Erika Fisch

Personal information
- Nationality: German
- Born: 29 April 1934 Hanover, Niedersachsen, Germany
- Died: 9 November 2021 (aged 87) Hanover, Niedersachsen, Germany

Sport
- Sport: Athletics
- Event: long jump / sprints
- Club: MTV Osterode

Medal record
Women's athletics
Representing West Germany
European Championships
| Silver medal – second place | 1962 Belgrade | 4×100 m |
| Bronze medal – third place | 1962 Belgrade | 80 m hurdles |

= Erika Fisch =

German athlete (1934–2021)

Erika Fisch (29 April 1934 – 9 November 2021) was a German athlete. She represented the United Team of Germany at the 1956 Summer Olympics in Melbourne, placing fourth in the long jump. At the 1962 European Championships she won silver in the 4 × 100 m relay with the West German team and tied for bronze in the 80 m hurdles.

== Biography ==
In March 1954 Fisch broke the unofficial indoor world record in women's long jump, jumping 5.95 m.
At that summer's European Championships in Bern Fisch placed fourth with a jump of 5.81 m, only 2 cm behind bronze medallist Elżbieta Duńska of Poland.

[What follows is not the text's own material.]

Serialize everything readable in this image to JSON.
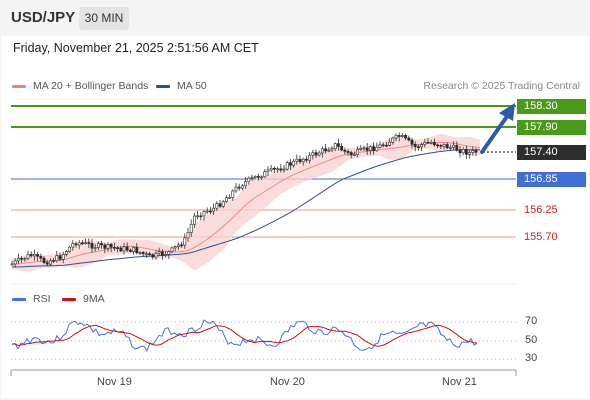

Fisch was part of a German team that broke the 4 × 100 m world record (with a time of 45.1) in 1956. At the 1956 Olympics in Melbourne she injured herself in the long jump, but still placed fourth with a wind-aided 5.89 m; she was supposed to also compete in the 4 × 100 m relay, but had to sit out due to the injury. At the 1958 European Championships in Stockholm Fisch was third in the long jump qualification with a jump of 5.95 m, but only reached 5.72 m in the final and placed twelfth.

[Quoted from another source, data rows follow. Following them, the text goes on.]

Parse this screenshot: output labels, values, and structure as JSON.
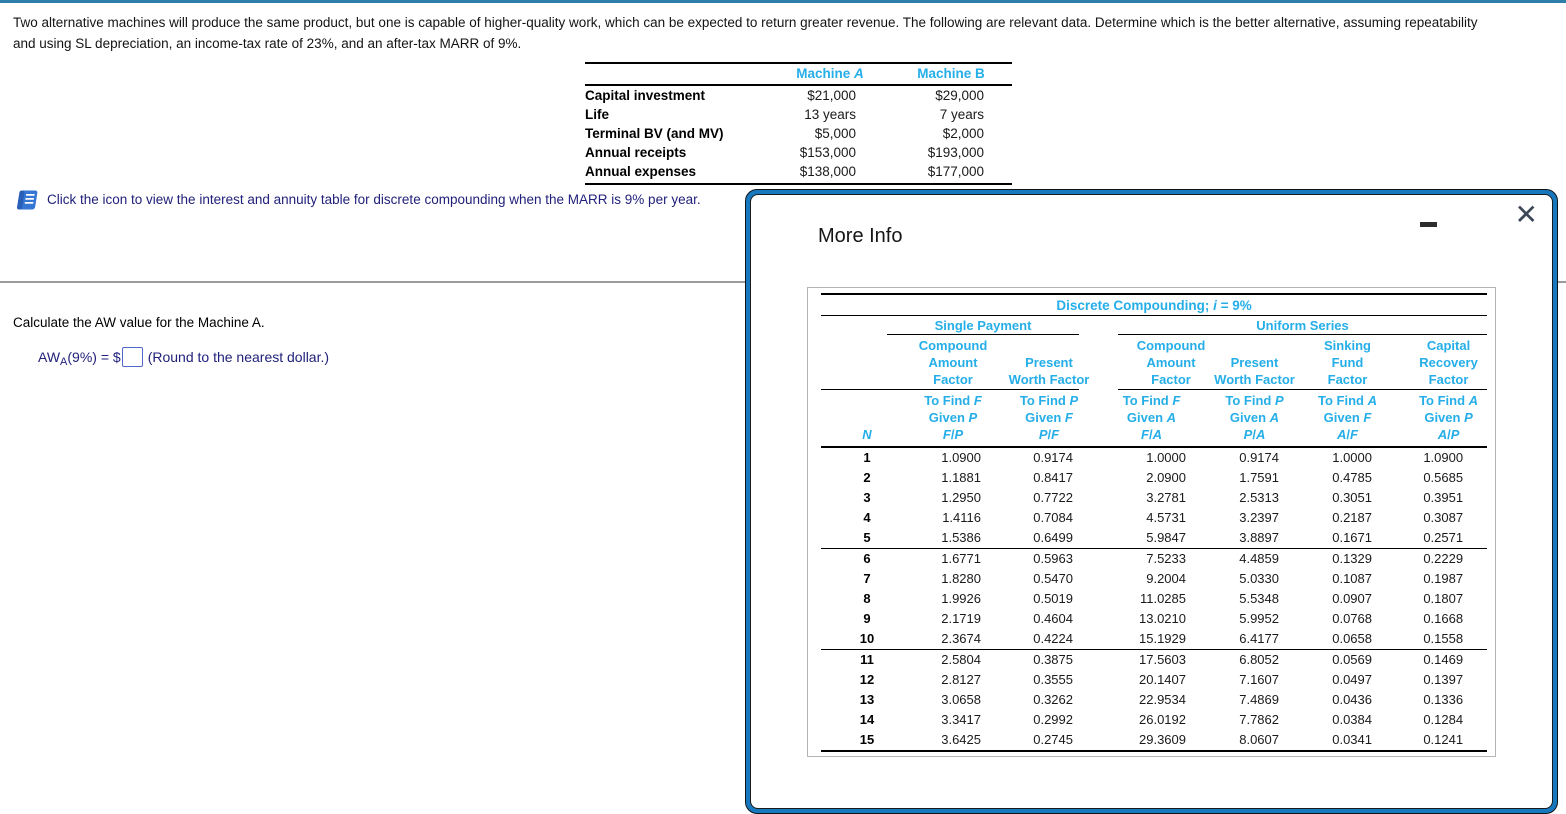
{
  "problem": {
    "line1": "Two alternative machines will produce the same product, but one is capable of higher-quality work, which can be expected to return greater revenue. The following are relevant data. Determine which is the better alternative, assuming repeatability",
    "line2": "and using SL depreciation, an income-tax rate of 23%, and an after-tax MARR of 9%."
  },
  "machine_table": {
    "headers": [
      "Machine A",
      "Machine B"
    ],
    "rows": [
      {
        "label": "Capital investment",
        "a": "$21,000",
        "b": "$29,000"
      },
      {
        "label": "Life",
        "a": "13 years",
        "b": "7 years"
      },
      {
        "label": "Terminal BV (and MV)",
        "a": "$5,000",
        "b": "$2,000"
      },
      {
        "label": "Annual receipts",
        "a": "$153,000",
        "b": "$193,000"
      },
      {
        "label": "Annual expenses",
        "a": "$138,000",
        "b": "$177,000"
      }
    ]
  },
  "icon_note": {
    "icon": "table-book-icon",
    "text": "Click the icon to view the interest and annuity table for discrete compounding when the MARR is 9% per year."
  },
  "question": {
    "prompt": "Calculate the AW value for the Machine A.",
    "formula_prefix": "AW",
    "formula_sub": "A",
    "formula_mid": "(9%) = $",
    "input_value": "",
    "round_note": "(Round to the nearest dollar.)"
  },
  "modal": {
    "title": "More Info",
    "minimize_icon": "minus-icon",
    "close_glyph": "✕",
    "compounding": {
      "title": "Discrete Compounding; i = 9%",
      "groups": [
        {
          "label": "Single Payment"
        },
        {
          "label": "Uniform Series"
        }
      ],
      "n_label": "N",
      "columns": [
        {
          "header": "Compound\nAmount\nFactor",
          "sub": "To Find F\nGiven P\nF/P"
        },
        {
          "header": "Present\nWorth Factor",
          "sub": "To Find P\nGiven F\nP/F"
        },
        {
          "header": "Compound\nAmount\nFactor",
          "sub": "To Find F\nGiven A\nF/A"
        },
        {
          "header": "Present\nWorth Factor",
          "sub": "To Find P\nGiven A\nP/A"
        },
        {
          "header": "Sinking\nFund\nFactor",
          "sub": "To Find A\nGiven F\nA/F"
        },
        {
          "header": "Capital\nRecovery\nFactor",
          "sub": "To Find A\nGiven P\nA/P"
        }
      ],
      "rows": [
        {
          "n": "1",
          "values": [
            "1.0900",
            "0.9174",
            "1.0000",
            "0.9174",
            "1.0000",
            "1.0900"
          ]
        },
        {
          "n": "2",
          "values": [
            "1.1881",
            "0.8417",
            "2.0900",
            "1.7591",
            "0.4785",
            "0.5685"
          ]
        },
        {
          "n": "3",
          "values": [
            "1.2950",
            "0.7722",
            "3.2781",
            "2.5313",
            "0.3051",
            "0.3951"
          ]
        },
        {
          "n": "4",
          "values": [
            "1.4116",
            "0.7084",
            "4.5731",
            "3.2397",
            "0.2187",
            "0.3087"
          ]
        },
        {
          "n": "5",
          "values": [
            "1.5386",
            "0.6499",
            "5.9847",
            "3.8897",
            "0.1671",
            "0.2571"
          ]
        },
        {
          "n": "6",
          "values": [
            "1.6771",
            "0.5963",
            "7.5233",
            "4.4859",
            "0.1329",
            "0.2229"
          ]
        },
        {
          "n": "7",
          "values": [
            "1.8280",
            "0.5470",
            "9.2004",
            "5.0330",
            "0.1087",
            "0.1987"
          ]
        },
        {
          "n": "8",
          "values": [
            "1.9926",
            "0.5019",
            "11.0285",
            "5.5348",
            "0.0907",
            "0.1807"
          ]
        },
        {
          "n": "9",
          "values": [
            "2.1719",
            "0.4604",
            "13.0210",
            "5.9952",
            "0.0768",
            "0.1668"
          ]
        },
        {
          "n": "10",
          "values": [
            "2.3674",
            "0.4224",
            "15.1929",
            "6.4177",
            "0.0658",
            "0.1558"
          ]
        },
        {
          "n": "11",
          "values": [
            "2.5804",
            "0.3875",
            "17.5603",
            "6.8052",
            "0.0569",
            "0.1469"
          ]
        },
        {
          "n": "12",
          "values": [
            "2.8127",
            "0.3555",
            "20.1407",
            "7.1607",
            "0.0497",
            "0.1397"
          ]
        },
        {
          "n": "13",
          "values": [
            "3.0658",
            "0.3262",
            "22.9534",
            "7.4869",
            "0.0436",
            "0.1336"
          ]
        },
        {
          "n": "14",
          "values": [
            "3.3417",
            "0.2992",
            "26.0192",
            "7.7862",
            "0.0384",
            "0.1284"
          ]
        },
        {
          "n": "15",
          "values": [
            "3.6425",
            "0.2745",
            "29.3609",
            "8.0607",
            "0.0341",
            "0.1241"
          ]
        }
      ]
    }
  }
}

Fisch missed the 1960 Summer Olympics in Rome after breaking her leg in a skiing accident. She won two medals at the 1962 European Championships in Belgrade, silver in the 4 × 100 m relay (44.6) and bronze in the 80 m hurdles. The hurdles final was extremely close, with Fisch, Teresa Ciepły, Karin Balzer and Maria Piątkowska all running 10.6; eventually, judges announced that Ciepły had won and Balzer placed second, while Fisch and Piątkowska shared third place. In 1964 Fisch again missed out on the Olympics due to an injury.

In addition to her relay world record and long jump indoor world best, Fisch twice broke the indoor world best in the 50 m hurdles (7.1 and 7.0) and equalled the indoor world best in the 60 m hurdles (8.4) five times. In his annual rankings starting in 1956, Czechoslovak sports statistician Jan Popper ranked Fisch in the world's top ten five times in the 80 m hurdles (with a peak ranking of No. 4 in 1962) and twice in the long jump (with a peak ranking of No. 3 in 1956). Her personal best in the long jump was 6.21 m from 1958.

Fisch died on 9 November 2021, at the age of 87.